One thing that i really stress with Kevin who is 9, is politeness he isn't allowed to demand things... I do this because it will be hard enough dealing with his behaviors when he is a teen but my hopes are that these behaviors will be easier on his helpers if he is polite. There has already been some positive feedback... Oh also teaching him to be a good sport. How? Modeling when he asks for something i'd hold it in my hand and repeat " may i please have a cookie" then i would put it in his hand but not let go until he would say thank you. He also gets extra "stars" from his service providers if he is polite... He probably won’t understand empathy but if he is rude or demanding ill explain to him how that makes someone feel. All his providers including at school know that this is extremely important to me so they help
Use visual cues to teach politeness and manners. This is one of those abstract concepts that we need to make CONCRETE so our children understand them.
Socially, she misses so many cues and it would be hard and honestly, dangerous for her to live on her own. She loves people, but doesn't have many friends. Not because she can't be a friend, but because it is hard to find young people her age to socialize with. She thinks she would like a boyfriend, and to be married, and have children, so we often talk about the reality of that. That is hard for her, harder for me, but she is so optimistic. She is a loving young lady, with an emotional range of 7 to 14 years old. She volunteers at a daycare at a local community college, can take the handicapped van around town, if she wants. She is thinking of volunteering at the Humane Society. She would love to have a service dog and has a notebook on the subject, but has gotten discouraged because she does realize it is expensive.
HOW OUR KIDS LEARN BEST:
He learns more from observation, at his own pace, than being forced through teaching, when it comes to social skills. He's learned more from you-tube about Autism since he's been out of school than he ever got taught in high school....he asks me non- stop questions about it....

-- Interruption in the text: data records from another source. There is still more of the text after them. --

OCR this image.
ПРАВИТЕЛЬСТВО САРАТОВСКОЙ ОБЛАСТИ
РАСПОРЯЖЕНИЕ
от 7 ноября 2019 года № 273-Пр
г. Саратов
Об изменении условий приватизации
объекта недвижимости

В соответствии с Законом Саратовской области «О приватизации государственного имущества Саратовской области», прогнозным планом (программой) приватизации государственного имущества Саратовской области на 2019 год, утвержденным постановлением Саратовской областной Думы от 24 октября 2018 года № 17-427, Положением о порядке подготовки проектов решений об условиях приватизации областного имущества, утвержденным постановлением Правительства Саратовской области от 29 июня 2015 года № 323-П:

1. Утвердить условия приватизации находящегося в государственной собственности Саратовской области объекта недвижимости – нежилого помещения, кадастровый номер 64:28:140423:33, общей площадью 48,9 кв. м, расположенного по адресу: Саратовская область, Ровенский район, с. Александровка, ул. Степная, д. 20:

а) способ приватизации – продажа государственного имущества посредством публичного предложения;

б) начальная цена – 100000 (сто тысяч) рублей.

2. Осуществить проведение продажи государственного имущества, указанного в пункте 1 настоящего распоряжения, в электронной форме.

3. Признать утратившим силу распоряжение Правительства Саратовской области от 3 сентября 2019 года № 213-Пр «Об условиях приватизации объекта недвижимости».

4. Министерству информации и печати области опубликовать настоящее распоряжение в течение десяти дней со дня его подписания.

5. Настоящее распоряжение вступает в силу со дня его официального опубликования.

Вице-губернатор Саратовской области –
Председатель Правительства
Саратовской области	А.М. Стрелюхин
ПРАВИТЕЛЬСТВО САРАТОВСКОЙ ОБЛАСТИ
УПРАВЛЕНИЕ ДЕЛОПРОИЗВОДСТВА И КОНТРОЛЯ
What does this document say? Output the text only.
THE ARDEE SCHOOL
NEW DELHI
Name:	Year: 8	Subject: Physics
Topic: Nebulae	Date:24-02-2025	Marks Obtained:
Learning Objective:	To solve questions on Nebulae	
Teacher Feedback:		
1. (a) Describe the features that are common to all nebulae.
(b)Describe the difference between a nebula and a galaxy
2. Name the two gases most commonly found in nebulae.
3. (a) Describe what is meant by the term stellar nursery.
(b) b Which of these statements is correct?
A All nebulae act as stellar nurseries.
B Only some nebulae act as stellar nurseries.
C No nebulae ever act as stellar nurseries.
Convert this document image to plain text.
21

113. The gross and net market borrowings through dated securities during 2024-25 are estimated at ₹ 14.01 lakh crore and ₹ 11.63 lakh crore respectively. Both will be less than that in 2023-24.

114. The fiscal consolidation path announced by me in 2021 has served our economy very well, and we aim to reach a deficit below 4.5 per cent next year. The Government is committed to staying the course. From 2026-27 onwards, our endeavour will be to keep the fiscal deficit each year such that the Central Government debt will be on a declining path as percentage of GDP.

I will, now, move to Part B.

Giselle also learns more by watching other people. I don't stress over the small stuff but would go to hell and back to fight for what she needs. For someone who needs routine and 'sameness' she is so unpredictable with her responses. My 'Mary Poppins' bag of tricks always comes in useful. Lots of distraction techniques work well most of the time. Colourful.....yes that the word. Our life with Giselle is colourful!!!